Cuorgnè in lutto per la scomparsa di Cecilia Genisio, 97 anni, partigiana originaria di San Colombano Belmonte. La ricorda l'Anpi di Cuorgnè: «Rimarrà sempre nella nostra memoria il suo splendido sorriso nonché la serenità di chi ha sempre combattuto per la vita, la libertà e ha visto, in condizioni allora impossibili, sconfitti gli oppressori del Popolo Italiano».

Nata il 9 febbraio 1922 da una famiglia di piccoli industriali, titolari di un officina metallurgica a Cuorgnè, la loro abitazione divenne un punto di riferimento per i partigiani e nell'aprile 1945 ospitò i negoziatori delle opposte fazioni per determinare le condizioni di resa del presidio fascista di Cuorgnè.

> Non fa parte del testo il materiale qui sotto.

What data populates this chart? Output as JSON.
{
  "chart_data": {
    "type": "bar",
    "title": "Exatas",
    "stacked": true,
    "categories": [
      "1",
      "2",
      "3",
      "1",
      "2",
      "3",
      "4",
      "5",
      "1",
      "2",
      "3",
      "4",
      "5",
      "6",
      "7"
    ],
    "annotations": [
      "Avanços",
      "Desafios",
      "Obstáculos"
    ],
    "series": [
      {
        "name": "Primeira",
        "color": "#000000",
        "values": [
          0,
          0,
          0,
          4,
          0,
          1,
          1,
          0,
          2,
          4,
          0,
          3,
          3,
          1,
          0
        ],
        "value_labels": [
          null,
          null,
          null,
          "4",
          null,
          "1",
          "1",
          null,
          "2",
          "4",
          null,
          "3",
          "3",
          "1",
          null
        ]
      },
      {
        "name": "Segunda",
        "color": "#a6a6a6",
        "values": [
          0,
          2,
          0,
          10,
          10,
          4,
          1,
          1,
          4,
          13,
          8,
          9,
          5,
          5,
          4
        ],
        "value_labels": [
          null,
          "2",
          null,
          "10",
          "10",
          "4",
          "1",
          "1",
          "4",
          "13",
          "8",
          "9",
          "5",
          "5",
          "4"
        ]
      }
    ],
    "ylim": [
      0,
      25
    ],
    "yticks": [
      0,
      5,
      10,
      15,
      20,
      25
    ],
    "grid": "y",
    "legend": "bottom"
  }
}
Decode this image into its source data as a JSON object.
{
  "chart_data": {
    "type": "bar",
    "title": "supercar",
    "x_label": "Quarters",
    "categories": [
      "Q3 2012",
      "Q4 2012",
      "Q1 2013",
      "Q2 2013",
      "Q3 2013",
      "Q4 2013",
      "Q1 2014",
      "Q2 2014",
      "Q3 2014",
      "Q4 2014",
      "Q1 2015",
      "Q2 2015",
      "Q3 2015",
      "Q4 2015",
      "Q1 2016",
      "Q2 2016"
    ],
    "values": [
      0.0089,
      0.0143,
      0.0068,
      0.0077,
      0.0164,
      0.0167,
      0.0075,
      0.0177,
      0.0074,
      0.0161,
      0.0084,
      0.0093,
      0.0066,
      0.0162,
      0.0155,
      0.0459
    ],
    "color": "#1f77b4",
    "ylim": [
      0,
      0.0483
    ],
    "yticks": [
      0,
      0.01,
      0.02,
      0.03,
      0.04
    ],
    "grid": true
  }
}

Dal giugno 1944 Cecilia Genisio divenne una valida staffetta partigiana della brigata Mario Costa della VI° divisione di Giustizia e Libertà. Nel settembre 1944 insieme al padre e alla sorella venne arrestata dalla X MAS, per l’attività a favore dei partigiani e rinchiusa nella caserma Pinelli di Cuorgnè, dove si trattenne come infermiera volontaria fornendo un valido collegamento con le famiglie dei partigiani in prigione.

«Inoltre fu compito della giovane Cecilia - sottolinea l'Anpi - il 24 aprile 1945, richiedere la resa della Caserma Pinelli alle formazioni partigiane». Per il suo operato Cecilia ottenne la qualifica di partigiana combattente, ricevette l’attestato di benemerenza del Corpo Volontari per la libertà, nel 1974 la Croce di merito di guerra e nel 1977 la Medaglia di Benemerenza per i volontari della seconda guerra mondiale dal Ministero della Difesa. «Sei stata una grande piccola donna Cecilia - la ricordano dall'associazione partigiani - ti vorremo sempre bene. Che il tuo coraggio possa essere d'esempio per le nuove generazioni. Salutaci tutti i valorosi uomini e donne che si sono prodigati per la nostra libertà».

Il rosario sarà recitato questa sera, lunedì alle 20.30, nella chiesa parrocchiale di Cuorgnè, i funerali domani mattina, martedì 12, alle 10.30.